Kubernetes Deployment (EKS)

Deploy Nemesis to Amazon EKS (Elastic Kubernetes Service) for production cloud deployments, with the same Dapr operator-managed sidecars and KEDA autoscaling as k3d/k3s.

Note

For local development, use k3d or k3s instead. EKS is intended for persistent cloud deployments where you need AWS-managed infrastructure, auto-scaling node groups, and internet-accessible endpoints.

Warning

EKS incurs AWS charges (~$244/month minimum).
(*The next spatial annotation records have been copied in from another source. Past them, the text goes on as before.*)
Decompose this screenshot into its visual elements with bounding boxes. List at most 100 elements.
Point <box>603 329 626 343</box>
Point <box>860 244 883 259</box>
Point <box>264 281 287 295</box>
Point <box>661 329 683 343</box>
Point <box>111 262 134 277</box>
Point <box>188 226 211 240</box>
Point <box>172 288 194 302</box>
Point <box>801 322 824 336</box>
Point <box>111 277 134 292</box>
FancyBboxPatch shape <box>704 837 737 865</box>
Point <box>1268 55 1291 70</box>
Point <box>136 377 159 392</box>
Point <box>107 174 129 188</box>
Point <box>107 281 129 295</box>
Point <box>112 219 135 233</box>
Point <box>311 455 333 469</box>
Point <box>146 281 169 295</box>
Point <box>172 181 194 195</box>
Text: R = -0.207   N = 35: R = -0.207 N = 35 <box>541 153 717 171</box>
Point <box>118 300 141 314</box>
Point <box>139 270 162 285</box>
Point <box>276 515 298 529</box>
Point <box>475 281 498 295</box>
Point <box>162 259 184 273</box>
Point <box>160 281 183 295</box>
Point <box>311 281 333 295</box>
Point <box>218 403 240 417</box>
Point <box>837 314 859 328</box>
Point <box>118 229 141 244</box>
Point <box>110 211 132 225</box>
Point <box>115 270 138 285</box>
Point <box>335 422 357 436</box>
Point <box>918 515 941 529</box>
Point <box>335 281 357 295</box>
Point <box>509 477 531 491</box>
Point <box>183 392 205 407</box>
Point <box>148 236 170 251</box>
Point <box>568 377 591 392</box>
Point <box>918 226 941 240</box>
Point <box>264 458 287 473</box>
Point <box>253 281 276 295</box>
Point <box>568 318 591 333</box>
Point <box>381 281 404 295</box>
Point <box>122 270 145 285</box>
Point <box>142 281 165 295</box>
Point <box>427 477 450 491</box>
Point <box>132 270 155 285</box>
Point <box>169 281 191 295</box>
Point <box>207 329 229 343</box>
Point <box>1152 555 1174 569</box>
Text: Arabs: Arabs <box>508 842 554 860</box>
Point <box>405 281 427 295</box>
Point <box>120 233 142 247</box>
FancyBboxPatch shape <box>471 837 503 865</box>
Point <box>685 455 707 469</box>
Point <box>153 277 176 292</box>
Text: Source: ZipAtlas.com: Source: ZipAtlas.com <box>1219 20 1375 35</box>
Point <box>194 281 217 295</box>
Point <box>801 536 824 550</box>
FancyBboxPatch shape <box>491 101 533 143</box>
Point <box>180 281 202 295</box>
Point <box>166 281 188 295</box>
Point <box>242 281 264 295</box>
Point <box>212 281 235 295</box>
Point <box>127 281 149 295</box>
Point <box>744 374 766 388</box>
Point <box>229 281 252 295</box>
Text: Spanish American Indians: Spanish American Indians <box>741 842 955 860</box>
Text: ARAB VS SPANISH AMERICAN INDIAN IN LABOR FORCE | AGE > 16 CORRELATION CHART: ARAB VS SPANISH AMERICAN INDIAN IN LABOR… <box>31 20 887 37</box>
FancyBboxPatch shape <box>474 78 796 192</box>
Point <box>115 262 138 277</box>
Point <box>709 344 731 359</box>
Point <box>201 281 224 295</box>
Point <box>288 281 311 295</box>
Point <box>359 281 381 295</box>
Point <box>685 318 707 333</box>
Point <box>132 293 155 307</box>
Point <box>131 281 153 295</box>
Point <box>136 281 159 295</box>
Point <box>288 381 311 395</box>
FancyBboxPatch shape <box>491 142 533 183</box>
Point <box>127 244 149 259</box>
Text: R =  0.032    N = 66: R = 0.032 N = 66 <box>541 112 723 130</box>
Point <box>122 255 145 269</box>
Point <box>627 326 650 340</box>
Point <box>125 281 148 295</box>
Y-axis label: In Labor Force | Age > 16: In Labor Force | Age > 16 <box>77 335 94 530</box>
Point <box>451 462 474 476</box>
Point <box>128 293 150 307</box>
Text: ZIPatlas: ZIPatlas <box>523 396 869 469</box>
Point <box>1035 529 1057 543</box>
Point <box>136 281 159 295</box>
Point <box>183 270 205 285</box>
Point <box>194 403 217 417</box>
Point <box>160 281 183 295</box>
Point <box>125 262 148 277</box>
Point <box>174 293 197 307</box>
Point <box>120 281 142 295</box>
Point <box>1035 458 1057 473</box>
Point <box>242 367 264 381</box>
See Cost Management and always tear down when done.

Why EKS?

Aspect	k3d	k3s	EKS
Runtime	k3s inside Docker	Native on host	AWS-managed Kubernetes
Infrastructure	Local	VM / bare-metal	AWS cloud
Cost	Free	Free	~$300+/month
Storage	Local disk	Local disk	EBS (gp3) + EFS (elastic)
Load balancer	Docker port mapping	ServiceLB (Klipper)	AWS NLB
Node scaling	Manual	Manual	Managed node groups (auto)
Best for	Local dev, CI	VMs, production-like	Cloud production, team use

System requirements are the same as k3d/k3s (4 cores, 12+ GB RAM per node, 100 GB disk).

Prerequisites

Tools

Tool	Install
AWS CLI v2	See AWS docs
eksctl	See Eksctl docs
kubectl	See K8s docs
Helm	`curl https://raw.githubusercontent.com/helm/helm/main/scripts/get-helm-3 \\| bash`

Dapr and KEDA are installed automatically via Helm by the setup script.

AWS Account Setup

You need an AWS account with an IAM user that has programmatic access.

1. Create an IAM user (or use an existing one)

In the IAM Console, create a user with programmatic access. Attach the policy below.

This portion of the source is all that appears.